Il calcio è da diverso tempo un fenomeno non più solo e semplicemente sportivo, ma rappresenta qualcosa di più complesso, un valore sacro ed inviolabile.

Il calcio, non solo in Italia ma nel resto del mondo, è ormai diventato una grande, ricca e imponente industria, dominata dalla dittatura di sponsor economici di dimensioni multinazionali e da alcune potenti società per azioni quotate in borsa.

Nel nostro paese il calcio appare tra le prime tre o quattro voci più rilevanti e determinanti dell’economia nazionale, ed è così anche in altre nazioni del mondo.

Il potere economico-finanziario del calcio ha ormai assunto dimensioni colossali e smisurate non solo in Italia ma su scala planetaria. In particolare in Italia esso è diventato un incontrollato e incontrollabile fenomeno di corruzione economico-affaristica e politica, come si evince chiaramente dallo scandalo di “calciopoli” e, ancor più, dall’inversione di rotta dei mass-media e della magistratura sportiva, che ha mitigato le pene previste dalle sentenze al fine di arginare e ridurre i rischi di un tracollo finanziario delle società sportive quotate in borsa.

Sempre a proposito dell’importanza economica del calcio, riporto un altro dato significativo.

Secondo autorevoli esperti internazionali di economia, la vittoria della nazionale italiana di calcio potrebbe favorire e generare un incremento, in termini percentuali, di almeno lo 0,7% del P.I.L., cioè della ricchezza economica complessivamente prodotta dai lavoratori del nostro Paese. Tradotta direttamente in soldi, tale crescita ammonterebbe ad almeno 7 miliardi di euro, vale a dire la stessa cifra che il governo Prodi prevede di incassare attraverso la manovrina finanziaria varata dal ministro dell’economia Padoa-Schioppa.

Allora, mi domando, perché non ci risparmiano i duri effetti di tale provvedimento governativo?

Si afferma che il “trionfo berlinese” procurerà una vera iniezione di fiducia e di ottimismo in tutta la nazione e verso il nostro Paese, incentivando i flussi turistici, le esportazioni dei prodotti made in Italy, ecc., ma a me pare che questa sia stata soprattutto una mega-iniezione di morfina o di eroina spirituale, una colossale “pera” metaforica in grado di stordire e narcotizzare la coscienza collettiva di un’intera nazione.

Il fenomeno non è soltanto italiano, ma di proporzioni planetarie.

Ad esempio, nel 1950 in Brasile, dopo la finale persa contro l’Uruguay di Schiaffino, si registrarono numerosi suicidi e casi di depressione.

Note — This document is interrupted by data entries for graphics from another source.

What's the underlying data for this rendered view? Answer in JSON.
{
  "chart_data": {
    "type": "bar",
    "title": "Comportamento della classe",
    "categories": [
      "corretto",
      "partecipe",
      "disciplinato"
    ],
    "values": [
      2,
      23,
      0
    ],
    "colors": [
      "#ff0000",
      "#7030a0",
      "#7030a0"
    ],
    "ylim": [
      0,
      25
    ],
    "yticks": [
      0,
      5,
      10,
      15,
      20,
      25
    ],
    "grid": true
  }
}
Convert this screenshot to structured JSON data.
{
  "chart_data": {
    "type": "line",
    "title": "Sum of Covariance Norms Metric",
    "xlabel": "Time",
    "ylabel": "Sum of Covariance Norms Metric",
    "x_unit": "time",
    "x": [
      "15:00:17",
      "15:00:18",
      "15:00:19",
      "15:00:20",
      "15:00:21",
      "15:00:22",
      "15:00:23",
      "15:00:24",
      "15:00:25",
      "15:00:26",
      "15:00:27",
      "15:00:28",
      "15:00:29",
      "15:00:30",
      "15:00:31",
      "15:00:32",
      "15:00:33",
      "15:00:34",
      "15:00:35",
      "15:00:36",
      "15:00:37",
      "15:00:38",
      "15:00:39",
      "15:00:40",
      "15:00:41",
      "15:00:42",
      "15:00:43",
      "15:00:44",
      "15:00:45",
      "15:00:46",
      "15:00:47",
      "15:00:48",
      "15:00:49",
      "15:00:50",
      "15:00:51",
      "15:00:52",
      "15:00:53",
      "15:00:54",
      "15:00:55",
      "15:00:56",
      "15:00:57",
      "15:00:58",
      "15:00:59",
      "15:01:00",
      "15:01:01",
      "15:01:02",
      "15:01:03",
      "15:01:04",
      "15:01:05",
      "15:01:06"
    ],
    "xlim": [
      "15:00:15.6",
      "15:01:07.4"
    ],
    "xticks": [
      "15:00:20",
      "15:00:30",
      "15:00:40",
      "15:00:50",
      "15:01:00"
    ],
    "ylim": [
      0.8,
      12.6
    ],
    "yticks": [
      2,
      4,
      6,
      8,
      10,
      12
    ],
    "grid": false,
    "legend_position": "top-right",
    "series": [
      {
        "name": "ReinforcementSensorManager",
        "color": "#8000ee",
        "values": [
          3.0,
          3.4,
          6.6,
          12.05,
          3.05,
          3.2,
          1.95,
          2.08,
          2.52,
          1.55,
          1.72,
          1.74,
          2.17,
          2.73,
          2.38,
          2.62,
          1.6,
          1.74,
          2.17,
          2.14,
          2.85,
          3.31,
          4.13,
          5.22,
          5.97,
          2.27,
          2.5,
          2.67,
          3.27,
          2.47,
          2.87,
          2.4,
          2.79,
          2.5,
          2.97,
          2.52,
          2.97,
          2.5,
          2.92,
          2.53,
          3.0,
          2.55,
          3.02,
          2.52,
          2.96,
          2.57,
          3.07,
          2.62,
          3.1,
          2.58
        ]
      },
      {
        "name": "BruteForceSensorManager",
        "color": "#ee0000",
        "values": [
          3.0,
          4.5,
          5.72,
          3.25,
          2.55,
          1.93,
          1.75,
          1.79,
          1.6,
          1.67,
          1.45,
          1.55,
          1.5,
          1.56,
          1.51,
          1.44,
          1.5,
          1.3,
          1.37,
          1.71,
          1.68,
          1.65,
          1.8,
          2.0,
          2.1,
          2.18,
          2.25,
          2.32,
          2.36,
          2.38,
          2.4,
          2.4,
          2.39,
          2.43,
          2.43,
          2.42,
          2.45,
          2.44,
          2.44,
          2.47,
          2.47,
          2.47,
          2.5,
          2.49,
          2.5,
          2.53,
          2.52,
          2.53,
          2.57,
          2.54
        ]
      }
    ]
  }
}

Cito questo dato assai estremo per evidenziare in modo emblematico i comportamenti di isteria e patologia collettiva che sono connessi al calcio, non solo in Italia o in Brasile ma nel mondo intero.

E’ un’enorme ingenuità pensare che il calcio sia soltanto uno sport. Se così fosse, non assisteremmo alle esasperazioni morbose, alle forme di isterismo e teppismo collettivo, alle violenze di massa cui ormai siamo assuefatti e che nulla hanno a che spartire con lo sport, mentre appartengono ad un fenomeno alienante e ad un business di portata mondiale.

Il calcio appassiona, travolge, emoziona, coinvolge, trascina e mobilita vaste moltitudini popolari come, anzi più delle religioni e delle guerre medesime. Basti pensare che la finale del campionato mondiale di calcio è stata seguita in televisione anche nei territori arabo-palestinesi che sono teatro di un vero e proprio massacro completamente ignorato e dimenticato dai mass-media e dall’opinione pubblica internazionale.